I would say that the majority of people in the UK do not wear shoes in their own homes 90% of the time. They may not have a rule, they may sometimes keep their shoes on, but most of the time they take their shoes off in their own homes. They also generally require their children and friends of their children to remove their shoes. This may not be enforced strictly, but this is still an expectation.

Most households will not ask visitors to remove their shoes. However, more often than not, visitors will remove their shoes or at least offer to remove their shoes. This often leads to absurd conversations like this:

Guest: Shall I take my shoes off?

Host: You really don't have to.

(Guest notices shoes by the door)

Guest: I probably ought to.

Host: No, you can keep them on. It's really not a problem.

Guest: I'll take them off anyway.

Host: Thanks, that's nice of you. (It's what she wanted anyway)

Guests are less likely to remove their shoes at parties when they are dressed up, but they might still offer.
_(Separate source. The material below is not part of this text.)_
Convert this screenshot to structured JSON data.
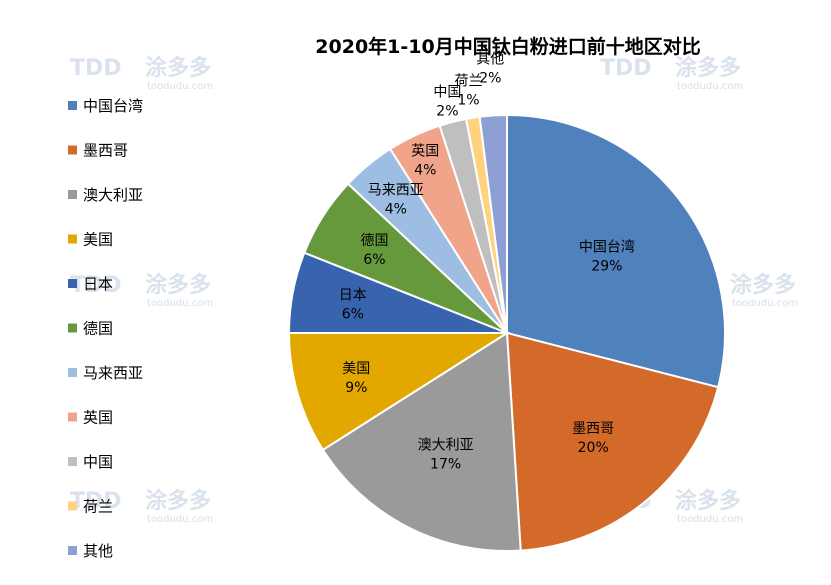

They are also a little more likely to remove their shoes in winter, though shoe removal in summer is still common.

I would argue on this basis that it is perfectly fine to insist on shoes off as a rule. If you ask your guests to remove your shoes, you are simply asking them to do what most people do most of the time anyway.

Friday, February 07, 2014

Group Conformity

A couple of weeks ago, I joined a newly formed mid-week Bible study group. I had visited the home of the leaders many times. They don't have a shoes-off rule, but most people visiting them tend to take their shoes off.

The first week we met as a group, everybody took their shoes off except one lady who kept her boots on. The next week everybody removed their shoes except her. However, half-way through the meeting she decided to take her shoes off and put them by the door. Although the hosts said it was unnecessary, she must have felt an overwhelming psychological pressure to conform to what everybody else was doing.